Teaching and Seminar
Students are required to complete a teaching assistant training program and to have a minimum of two quarters of experience as a teaching assistant, provided opportunities are available. Students can enroll in Earth System Science 399 while serving as a teaching assistant..Students are also expected to participate in the Earth System Science seminar.
Advance to Ph.D. Candidacy
Following completion of the Comprehensive Examination, those students who receive a recommendation to continue Ph.D. work will pursue research on a potential dissertation topic and then take the Advancement to Candidacy Examination. This oral examination is given by a faculty committee, including extra-departmental faculty. The normative time for advancement for candidacy is two years.
After advancing to candidacy, students are expected to be fully involved in research toward writing their Ph.D. dissertation.
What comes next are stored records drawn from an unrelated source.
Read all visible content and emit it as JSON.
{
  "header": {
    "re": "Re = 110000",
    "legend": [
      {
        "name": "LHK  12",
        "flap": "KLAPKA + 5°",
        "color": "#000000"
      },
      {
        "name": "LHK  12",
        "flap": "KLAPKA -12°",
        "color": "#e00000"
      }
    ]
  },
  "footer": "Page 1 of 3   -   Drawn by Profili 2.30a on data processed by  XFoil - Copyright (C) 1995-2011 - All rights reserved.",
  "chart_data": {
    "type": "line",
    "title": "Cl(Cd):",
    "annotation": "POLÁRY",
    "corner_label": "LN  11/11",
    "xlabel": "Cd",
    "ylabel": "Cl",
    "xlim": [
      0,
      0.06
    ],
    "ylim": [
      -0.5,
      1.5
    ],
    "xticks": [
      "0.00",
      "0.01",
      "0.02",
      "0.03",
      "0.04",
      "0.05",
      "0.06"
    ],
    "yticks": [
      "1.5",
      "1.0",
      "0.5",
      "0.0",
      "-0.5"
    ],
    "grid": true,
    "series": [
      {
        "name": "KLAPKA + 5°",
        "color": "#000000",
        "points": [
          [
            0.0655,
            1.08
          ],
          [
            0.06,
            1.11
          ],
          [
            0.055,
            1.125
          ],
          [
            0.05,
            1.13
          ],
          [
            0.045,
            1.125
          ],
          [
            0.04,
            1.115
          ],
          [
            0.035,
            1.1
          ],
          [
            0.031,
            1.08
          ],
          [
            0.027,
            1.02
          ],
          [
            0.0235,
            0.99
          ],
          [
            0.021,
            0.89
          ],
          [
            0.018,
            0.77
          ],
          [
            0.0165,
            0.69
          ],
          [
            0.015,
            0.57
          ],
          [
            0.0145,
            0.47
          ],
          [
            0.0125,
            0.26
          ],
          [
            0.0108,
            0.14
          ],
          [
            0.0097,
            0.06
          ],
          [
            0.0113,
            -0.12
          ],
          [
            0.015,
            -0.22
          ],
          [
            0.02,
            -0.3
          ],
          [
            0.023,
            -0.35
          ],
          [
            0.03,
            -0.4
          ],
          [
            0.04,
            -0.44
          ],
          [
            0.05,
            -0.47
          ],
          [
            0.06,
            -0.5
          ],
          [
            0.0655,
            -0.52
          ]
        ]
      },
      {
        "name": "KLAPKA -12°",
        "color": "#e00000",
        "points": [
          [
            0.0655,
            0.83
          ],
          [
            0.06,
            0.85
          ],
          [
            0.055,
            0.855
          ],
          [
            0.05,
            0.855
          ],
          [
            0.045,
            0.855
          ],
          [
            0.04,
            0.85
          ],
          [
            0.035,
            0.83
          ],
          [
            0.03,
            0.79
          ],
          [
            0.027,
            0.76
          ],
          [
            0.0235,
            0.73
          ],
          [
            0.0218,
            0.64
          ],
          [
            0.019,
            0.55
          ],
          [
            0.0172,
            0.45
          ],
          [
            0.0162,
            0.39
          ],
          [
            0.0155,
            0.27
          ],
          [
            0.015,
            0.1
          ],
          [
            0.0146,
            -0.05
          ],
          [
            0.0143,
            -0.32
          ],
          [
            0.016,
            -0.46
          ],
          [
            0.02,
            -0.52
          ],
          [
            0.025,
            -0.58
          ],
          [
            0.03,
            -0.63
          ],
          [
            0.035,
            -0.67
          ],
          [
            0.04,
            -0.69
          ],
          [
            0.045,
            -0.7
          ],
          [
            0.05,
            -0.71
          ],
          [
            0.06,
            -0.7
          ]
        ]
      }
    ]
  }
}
Students should keep in steady contact/interaction with their Doctoral Committee. A dissertation based on original research and demonstrating critical judgment, intellectual synthesis, creativity, and clarity in written communication is required for the Ph.D. degree. The dissertation must summarize the results of original research performed by the student under the supervision of a faculty member of the Department. The dissertation will be evaluated by the Dissertation Committee, based on suitability for publication in a peer-reviewed journal of high editorial standards. The dissertation may be a compilation of published papers or manuscripts accepted for publication, so long as the candidate has produced a major proportion of the material independently The Dissertation Committee approves the format and content, which must meet University requirements for style, format, and appearance.